Cheese sun-dried tomato and olive puff pastry pinwheels
- 1 sheet puff pastry 10oz/280g, preferably all-butter puff pastry
- 1 cup grated cheese (3.5oz/100g) I used 1/2 cup (50g/1.8oz) parmesan cheese and 1/2 cup (50g/1.8oz) cheddar, you can use any melting cheese you like
- 3/4 cup sun-dried tomatoes (oil-packed) 3.5oz/100g = 17 tomatoes
- 1/2 cup black olives 17 olives (70g/2.5oz)
- 1 egg
- 1 tablespoon milk
- Preheat the oven to 200°C / 400°F / Gas Mark 6 (no fan).
- Grate the cheese (cheddar on large holes of a box grater, parmesan on small ones), drain the sun-dried tomatoes, finely chop the tomatoes (you should have 1/2 cup finely chopped sun-dried tomatoes) and olives. Mix all the ingredients together.
- On a sheet of parchment paper or a silicone mat, lightly roll out the puff pastry to a thickness of approx. 2 mm / 1/16 inch into a rectangle shape. If you’re using all-butter puff pastry (homemade or store-bought) you need to sprinkle it well with flour, on both sides, before rolling out. It sticks a little more than a regular store-bought puff pastry.

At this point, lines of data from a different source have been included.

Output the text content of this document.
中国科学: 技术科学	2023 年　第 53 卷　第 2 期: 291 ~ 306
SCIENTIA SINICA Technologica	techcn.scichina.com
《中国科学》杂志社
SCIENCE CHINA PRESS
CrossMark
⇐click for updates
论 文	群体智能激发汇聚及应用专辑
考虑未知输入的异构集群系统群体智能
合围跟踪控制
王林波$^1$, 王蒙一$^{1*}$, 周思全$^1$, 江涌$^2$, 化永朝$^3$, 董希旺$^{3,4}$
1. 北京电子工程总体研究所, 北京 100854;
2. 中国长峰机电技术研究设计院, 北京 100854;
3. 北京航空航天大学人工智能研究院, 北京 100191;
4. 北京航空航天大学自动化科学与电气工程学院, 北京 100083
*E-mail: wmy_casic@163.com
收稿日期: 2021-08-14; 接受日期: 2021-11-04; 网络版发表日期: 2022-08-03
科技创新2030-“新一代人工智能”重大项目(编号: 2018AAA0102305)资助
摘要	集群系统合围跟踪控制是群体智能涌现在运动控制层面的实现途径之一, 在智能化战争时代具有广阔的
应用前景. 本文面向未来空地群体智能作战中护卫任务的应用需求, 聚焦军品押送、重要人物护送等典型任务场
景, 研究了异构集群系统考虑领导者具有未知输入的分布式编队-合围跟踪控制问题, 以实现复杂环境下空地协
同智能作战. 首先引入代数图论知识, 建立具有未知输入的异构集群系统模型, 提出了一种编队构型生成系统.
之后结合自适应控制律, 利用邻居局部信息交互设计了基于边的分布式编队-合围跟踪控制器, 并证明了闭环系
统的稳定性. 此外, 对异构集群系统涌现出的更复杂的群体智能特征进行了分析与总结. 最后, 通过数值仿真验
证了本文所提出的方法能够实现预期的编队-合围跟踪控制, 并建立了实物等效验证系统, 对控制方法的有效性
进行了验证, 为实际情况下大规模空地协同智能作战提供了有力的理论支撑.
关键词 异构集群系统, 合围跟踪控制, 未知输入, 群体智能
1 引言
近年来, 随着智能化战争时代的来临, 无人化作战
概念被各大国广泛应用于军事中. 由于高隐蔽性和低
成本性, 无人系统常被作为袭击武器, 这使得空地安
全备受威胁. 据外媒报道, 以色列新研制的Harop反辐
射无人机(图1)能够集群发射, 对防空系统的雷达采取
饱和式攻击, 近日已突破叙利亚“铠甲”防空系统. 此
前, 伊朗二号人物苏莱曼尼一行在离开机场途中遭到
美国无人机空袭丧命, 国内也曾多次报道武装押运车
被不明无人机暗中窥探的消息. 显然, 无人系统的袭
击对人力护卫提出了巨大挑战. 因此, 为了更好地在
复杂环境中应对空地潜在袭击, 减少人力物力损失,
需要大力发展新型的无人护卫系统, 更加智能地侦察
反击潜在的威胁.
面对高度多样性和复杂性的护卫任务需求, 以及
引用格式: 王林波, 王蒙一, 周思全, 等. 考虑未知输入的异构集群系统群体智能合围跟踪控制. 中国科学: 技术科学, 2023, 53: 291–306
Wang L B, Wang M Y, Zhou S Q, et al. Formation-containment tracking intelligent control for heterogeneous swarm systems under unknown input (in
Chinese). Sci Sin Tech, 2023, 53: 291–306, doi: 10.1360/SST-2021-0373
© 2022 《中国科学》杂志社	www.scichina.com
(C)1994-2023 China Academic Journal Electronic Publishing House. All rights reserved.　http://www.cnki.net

- Spread the filling in an even layer over the rolled out dough, press it lightly into the dough.
- Roll up the dough to create a long roll.
- Cut the log into ½ inch / 1 cm slices, using a very sharp serrated knife, or better a thread (as on the photos) – the slices will be more even and look better. Slice a piece of thread under the roll, cross the ends over the top, pull tight and repeat. Don't worry if the slices are not perfectly round and even!
- Place the pinwheels on a baking tray lined with parchment paper, arrange the rolls 3 cm / 1 inch apart (they will rise a little). Press the pinwheels lightly to flatten them and adjust their shape. They should be roughly of even thickness.
- Beat the egg with a fork and mix it with milk. Brush the pinwheels with the egg wash.
- Bake the pinwheels for 10 minutes, then reduce the temperature to 180°C / 350°F / Gas Mark 4 and bake for about 13 minutes or until golden brown. Make sure to keep an eye on them in the last 5 minutes to ensure they won't burn. The baking time can be longer or shorter in your oven!
- Store in a tightly closed container. They are best served within 2 hours after baking – the will still be crispy, but after this time they will start to soften.
- Reserve the oil from the sun-dried tomato jar. You can keep it in the fridge and add to salad dressings or cook chicken with it, it’s very aromatic.
- Calories count = the whole recipe (this is only an estimate!).